Начнем с того, что никакого романа между Салтыковой и Тютчевым не было. Они были не просто в родстве – они были дважды родственниками. Не только старшая сестра Дарьи, Аграфена, была замужем за действительным статским советником Иваном Никифоровичем Тютчевым, но мать сестер (и Аграфены, и Дарьи) Анна Ивановна Иванова была урожденной Тютчевой. То есть Дарья, вышедшая замуж за ротмистра лейб-гвардии конного полка Глеба Салтыкова, который умер, оставив жене двух сыновей, была двоюродной сестрой капитана Тютчева. Но, в отличие от последнего, благодаря деду, хитрому и ловкому царедворцу Автоному Иванову, – несметно богатой. От деда ей достались поместья в Московской, Вологодской, Костромской губерниях. И бриллиантом в ее наследстве сияло богатое село Троицкое, за которое со времен Петра I шла яростная борьба. А по соседству с Троицким обосновалась маленькая усадебка Тютчевых, в которой и проживал родственник Анны Ивановны – тридцатишестилетний красавец Николай Тютчев, наш капитан и – дед поэта.

Никакого романа с Дарьей у него не было еще и потому, что ей к тому времени было уже под сорок (а не двадцать пять лет), а кроме того, она была глубоко религиозной женщиной и ей было не до любовных дел. Дело было одно – у нее все хотели непременно отобрать Троицкое. И в первую голову хотел этого крутого нрава капитан Тютчев. Война, короче, разгорелась страшная. До сих пор неясна роль капитана в том, что летом 1762 года в Петербурге появились вдруг два беглых крепостных Салтыковой – Ермолай Ильин (да-да, тот самый, у которого Салтычиха якобы убила трех жен, хотя, как установят потом, он сам их и убил) и Савелий Мартынов.

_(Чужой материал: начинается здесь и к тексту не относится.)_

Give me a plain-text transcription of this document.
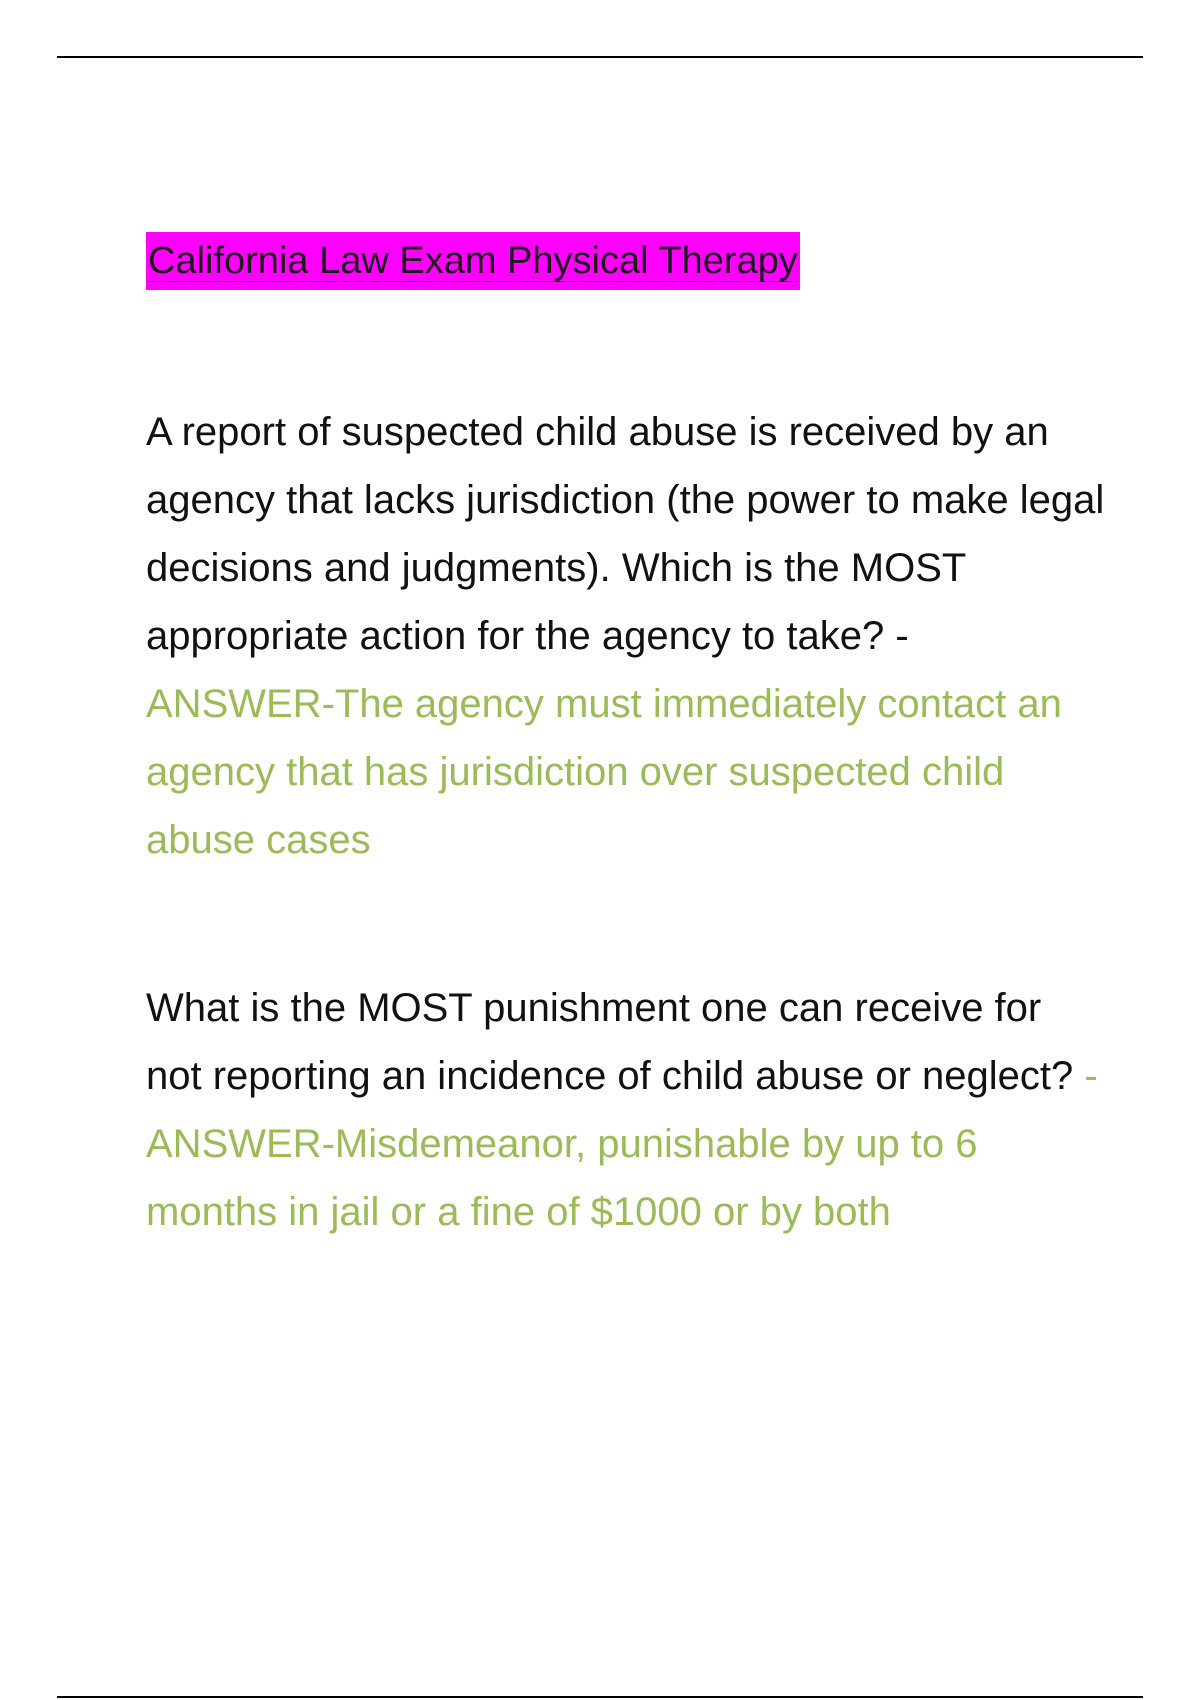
California Law Exam Physical Therapy

A report of suspected child abuse is received by an agency that lacks jurisdiction (the power to make legal decisions and judgments). Which is the MOST appropriate action for the agency to take? - ANSWER-The agency must immediately contact an agency that has jurisdiction over suspected child abuse cases

What is the MOST punishment one can receive for not reporting an incidence of child abuse or neglect? - ANSWER-Misdemeanor, punishable by up to 6 months in jail or a fine of $1000 or by both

Вот они и подали на имя Екатерины II жалобу на «смертоубийственные дела» помещицы: «Душ до ста… ею, помещицею, погублено». Ныне дело Салтыковой опубликовано (его вели надворный советник Волков и его помощник князь Цицианов), и из него ясно: беглецы обвинили Дарью в смерти семидесяти пяти человек (в большинстве своем без свидетелей), и что сами же крестьяне и участвовали в преступлениях хозяйки. Заранее скажу, Дарья Салтыкова, даже под угрозой пытки, ни в одном убийстве не созналась. Да и тела тридцати восьми крепостных, смерть которых была якобы установлена, не были найдены ни в Агурцевом овраге в Троицком, ни где-либо еще.